La doctrine de cette secte est la grande loi ésotérique. Elle nous enseigne que même sous la forme de ce corps matériel qui est né de nos père et mère et qui est formé des six éléments[1], nous pouvons atteindre à l’état de la Grande Connaissance absolue qui est l’état de Bouddha, si nous suivons les trois grandes lois ésotériques qui concernent le Corps, la Parole et la Pensée.
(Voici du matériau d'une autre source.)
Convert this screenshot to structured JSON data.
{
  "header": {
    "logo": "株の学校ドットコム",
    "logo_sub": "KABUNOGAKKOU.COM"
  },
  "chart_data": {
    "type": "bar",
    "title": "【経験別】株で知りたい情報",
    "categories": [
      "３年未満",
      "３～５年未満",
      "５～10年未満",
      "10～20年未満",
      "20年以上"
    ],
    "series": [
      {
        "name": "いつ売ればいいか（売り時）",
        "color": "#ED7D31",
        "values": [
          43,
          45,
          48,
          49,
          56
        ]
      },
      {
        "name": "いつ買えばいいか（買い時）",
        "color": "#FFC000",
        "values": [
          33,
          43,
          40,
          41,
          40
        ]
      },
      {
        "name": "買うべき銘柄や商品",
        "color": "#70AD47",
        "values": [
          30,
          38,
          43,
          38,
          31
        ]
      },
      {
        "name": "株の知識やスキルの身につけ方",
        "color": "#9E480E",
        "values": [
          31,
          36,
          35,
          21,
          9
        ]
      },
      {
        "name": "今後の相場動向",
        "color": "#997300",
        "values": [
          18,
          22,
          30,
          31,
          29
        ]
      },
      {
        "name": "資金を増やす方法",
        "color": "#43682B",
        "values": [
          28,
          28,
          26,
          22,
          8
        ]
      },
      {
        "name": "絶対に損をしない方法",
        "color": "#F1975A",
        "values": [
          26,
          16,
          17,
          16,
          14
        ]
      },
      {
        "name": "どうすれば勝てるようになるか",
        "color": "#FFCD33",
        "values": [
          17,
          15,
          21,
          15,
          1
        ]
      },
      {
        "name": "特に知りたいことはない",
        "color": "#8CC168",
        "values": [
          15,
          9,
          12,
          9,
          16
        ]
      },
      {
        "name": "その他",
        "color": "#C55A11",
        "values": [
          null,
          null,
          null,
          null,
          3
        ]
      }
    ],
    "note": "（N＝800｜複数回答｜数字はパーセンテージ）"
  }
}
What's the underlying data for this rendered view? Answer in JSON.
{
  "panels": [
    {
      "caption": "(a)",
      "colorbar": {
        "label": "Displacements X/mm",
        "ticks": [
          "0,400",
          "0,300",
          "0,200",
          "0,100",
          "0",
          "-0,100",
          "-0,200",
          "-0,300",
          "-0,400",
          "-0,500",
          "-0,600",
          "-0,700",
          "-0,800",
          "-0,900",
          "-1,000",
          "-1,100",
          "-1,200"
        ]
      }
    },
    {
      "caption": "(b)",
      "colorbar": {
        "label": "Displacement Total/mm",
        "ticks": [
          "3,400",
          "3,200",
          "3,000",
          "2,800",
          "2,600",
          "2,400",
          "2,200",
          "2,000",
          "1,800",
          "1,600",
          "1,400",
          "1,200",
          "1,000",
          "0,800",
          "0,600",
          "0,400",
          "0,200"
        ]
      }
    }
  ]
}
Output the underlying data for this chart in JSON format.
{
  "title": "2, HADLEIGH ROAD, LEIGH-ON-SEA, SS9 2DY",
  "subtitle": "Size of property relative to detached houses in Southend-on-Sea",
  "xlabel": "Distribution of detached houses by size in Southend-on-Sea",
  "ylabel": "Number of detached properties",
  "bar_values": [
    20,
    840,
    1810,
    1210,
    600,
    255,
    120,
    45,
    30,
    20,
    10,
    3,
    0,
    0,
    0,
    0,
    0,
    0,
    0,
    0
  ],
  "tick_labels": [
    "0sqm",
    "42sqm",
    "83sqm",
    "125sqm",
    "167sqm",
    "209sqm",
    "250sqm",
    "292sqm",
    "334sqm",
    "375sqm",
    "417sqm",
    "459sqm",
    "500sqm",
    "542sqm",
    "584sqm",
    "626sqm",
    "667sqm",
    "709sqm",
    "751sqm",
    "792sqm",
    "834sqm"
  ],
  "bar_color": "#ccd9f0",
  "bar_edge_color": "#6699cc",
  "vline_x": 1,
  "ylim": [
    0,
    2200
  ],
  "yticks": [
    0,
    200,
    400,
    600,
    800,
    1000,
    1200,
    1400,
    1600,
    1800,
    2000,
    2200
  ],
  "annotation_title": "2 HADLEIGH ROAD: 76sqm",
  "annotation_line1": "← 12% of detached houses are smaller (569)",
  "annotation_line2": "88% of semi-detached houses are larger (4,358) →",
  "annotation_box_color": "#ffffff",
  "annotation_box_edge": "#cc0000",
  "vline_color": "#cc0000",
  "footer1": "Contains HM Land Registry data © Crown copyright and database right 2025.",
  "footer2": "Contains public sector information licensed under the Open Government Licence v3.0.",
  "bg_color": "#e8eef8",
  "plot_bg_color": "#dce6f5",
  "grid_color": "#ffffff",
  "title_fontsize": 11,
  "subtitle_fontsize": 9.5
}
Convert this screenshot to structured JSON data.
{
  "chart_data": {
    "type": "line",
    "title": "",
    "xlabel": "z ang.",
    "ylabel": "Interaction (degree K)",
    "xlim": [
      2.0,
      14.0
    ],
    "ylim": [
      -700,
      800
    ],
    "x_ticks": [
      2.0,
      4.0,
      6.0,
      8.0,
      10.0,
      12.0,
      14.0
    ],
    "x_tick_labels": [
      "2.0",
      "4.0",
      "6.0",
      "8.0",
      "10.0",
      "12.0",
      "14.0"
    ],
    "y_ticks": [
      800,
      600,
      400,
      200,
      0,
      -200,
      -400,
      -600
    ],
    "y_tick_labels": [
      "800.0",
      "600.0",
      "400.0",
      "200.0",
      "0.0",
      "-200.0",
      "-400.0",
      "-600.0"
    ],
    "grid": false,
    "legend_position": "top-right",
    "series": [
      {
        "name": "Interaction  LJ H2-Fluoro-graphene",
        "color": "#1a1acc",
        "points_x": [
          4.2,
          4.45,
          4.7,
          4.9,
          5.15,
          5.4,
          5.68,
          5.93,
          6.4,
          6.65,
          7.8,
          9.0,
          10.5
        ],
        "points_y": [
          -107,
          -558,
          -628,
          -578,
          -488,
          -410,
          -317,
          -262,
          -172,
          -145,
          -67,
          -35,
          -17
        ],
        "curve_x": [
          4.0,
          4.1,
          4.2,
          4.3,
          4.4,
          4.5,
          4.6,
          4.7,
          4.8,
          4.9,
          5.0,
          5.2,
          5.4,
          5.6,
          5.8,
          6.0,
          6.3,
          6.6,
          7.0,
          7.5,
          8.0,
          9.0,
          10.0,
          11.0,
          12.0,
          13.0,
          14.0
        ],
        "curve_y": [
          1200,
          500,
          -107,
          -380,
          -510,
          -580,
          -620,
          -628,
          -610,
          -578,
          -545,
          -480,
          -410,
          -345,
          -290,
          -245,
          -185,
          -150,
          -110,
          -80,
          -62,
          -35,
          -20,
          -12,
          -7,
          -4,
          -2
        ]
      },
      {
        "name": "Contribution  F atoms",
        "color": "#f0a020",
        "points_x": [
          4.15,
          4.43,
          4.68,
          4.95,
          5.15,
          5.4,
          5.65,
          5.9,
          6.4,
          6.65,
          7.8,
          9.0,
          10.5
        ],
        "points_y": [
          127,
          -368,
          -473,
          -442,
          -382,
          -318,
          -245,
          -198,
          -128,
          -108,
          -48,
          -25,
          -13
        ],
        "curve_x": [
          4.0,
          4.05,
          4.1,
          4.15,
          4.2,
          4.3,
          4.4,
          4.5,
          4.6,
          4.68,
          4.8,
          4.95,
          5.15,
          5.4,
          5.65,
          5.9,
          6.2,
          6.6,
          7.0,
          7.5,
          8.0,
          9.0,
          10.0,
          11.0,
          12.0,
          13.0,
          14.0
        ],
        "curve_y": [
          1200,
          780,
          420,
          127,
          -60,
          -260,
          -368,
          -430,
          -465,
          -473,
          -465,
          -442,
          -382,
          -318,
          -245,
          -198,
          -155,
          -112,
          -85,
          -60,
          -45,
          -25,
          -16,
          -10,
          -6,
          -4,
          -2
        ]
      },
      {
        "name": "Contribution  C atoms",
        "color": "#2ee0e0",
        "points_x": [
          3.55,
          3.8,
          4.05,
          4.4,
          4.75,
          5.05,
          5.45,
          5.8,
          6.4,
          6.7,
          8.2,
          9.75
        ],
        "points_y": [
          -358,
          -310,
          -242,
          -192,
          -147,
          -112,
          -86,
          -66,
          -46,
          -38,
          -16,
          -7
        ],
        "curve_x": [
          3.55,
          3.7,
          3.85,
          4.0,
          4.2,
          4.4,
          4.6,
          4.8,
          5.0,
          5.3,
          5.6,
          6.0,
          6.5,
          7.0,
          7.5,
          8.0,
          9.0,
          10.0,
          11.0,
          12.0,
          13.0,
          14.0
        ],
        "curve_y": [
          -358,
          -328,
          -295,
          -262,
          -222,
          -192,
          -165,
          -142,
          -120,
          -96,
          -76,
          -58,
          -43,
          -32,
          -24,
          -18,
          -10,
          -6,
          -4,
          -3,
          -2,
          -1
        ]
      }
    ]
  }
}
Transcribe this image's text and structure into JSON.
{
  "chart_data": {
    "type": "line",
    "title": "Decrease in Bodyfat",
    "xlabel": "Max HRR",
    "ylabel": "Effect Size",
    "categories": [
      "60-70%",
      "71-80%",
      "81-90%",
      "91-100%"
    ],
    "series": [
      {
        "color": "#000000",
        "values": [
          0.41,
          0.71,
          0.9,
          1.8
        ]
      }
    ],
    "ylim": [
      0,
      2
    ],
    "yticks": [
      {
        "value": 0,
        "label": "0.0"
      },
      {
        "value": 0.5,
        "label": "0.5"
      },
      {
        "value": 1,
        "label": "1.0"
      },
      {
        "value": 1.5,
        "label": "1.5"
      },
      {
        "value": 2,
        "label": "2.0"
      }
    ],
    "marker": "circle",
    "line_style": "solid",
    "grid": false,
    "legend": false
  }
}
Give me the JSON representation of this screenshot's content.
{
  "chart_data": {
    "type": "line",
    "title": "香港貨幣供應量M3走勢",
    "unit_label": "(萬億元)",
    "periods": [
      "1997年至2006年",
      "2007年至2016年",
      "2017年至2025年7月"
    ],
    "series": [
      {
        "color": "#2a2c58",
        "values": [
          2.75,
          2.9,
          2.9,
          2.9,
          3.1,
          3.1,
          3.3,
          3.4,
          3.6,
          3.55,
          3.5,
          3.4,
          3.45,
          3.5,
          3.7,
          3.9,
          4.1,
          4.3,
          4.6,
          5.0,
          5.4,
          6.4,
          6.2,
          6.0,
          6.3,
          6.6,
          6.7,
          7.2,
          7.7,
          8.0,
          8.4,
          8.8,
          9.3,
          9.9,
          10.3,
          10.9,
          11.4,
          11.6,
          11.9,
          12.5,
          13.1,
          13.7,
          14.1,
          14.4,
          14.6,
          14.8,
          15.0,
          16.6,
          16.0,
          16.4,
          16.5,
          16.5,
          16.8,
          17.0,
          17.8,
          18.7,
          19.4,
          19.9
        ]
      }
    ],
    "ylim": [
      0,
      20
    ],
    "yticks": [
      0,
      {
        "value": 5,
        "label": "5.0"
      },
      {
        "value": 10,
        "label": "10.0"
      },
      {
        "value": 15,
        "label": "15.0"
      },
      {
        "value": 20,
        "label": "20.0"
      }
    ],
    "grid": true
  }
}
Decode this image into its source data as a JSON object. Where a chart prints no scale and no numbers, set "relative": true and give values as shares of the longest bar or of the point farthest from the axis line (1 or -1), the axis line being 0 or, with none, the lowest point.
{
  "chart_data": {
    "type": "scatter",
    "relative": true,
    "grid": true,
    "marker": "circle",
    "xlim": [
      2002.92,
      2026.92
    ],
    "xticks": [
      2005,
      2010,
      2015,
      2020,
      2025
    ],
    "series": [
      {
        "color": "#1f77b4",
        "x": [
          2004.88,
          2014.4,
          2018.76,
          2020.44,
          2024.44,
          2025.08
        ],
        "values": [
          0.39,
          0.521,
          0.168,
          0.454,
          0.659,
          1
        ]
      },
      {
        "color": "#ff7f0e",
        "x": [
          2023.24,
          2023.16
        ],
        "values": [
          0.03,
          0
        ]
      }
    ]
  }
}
Le Tathâgata Mahâvairocana (Daï-nithi-nyo-raï), qui représente l’état du Dharma-kâya (corps spirituel), prêche la doctrine des Mantras ésotériques (Shin-gon) à ses propres sujets, afin de montrer la vérité telle qu’il la comprend lui-même. Cette doctrine est enseignée dans les Sûtras Mahâvairocanâbhisambodhi (Daï-nithi-kyô), Vajraçekhara (Kon-gô-thio-kyû), etc. Quoiqu’il y ait beaucoup d’articles qui traitent de la doctrine des Vraies Paroles ésotériques dans ces sûtras, le point essentiel n’est autre que le Maṇḍala (le cercle) des Deux Parties (Ryô-bou), savoir : le Vajra-dhâtu (Kon-gô-kaï) et le Garbha-dhâtu (Taï-zô-kaï). Ainsi le Maṇḍala est le corps ou la substance de la doctrine de cette secte. Dans l’assemblée appelée Ji-shô-é l’assemblée de la nature elle-même) dans laquelle Bouddha prêcha la loi, Vajrasattva (Kon-gô-satta) reçut l’Abhisheka ésotérique (Kwan-jô) c’est-à-dire l’onction d’eau sur la tête de l’initié et fut ainsi désigné comme l’héritier de la Loi.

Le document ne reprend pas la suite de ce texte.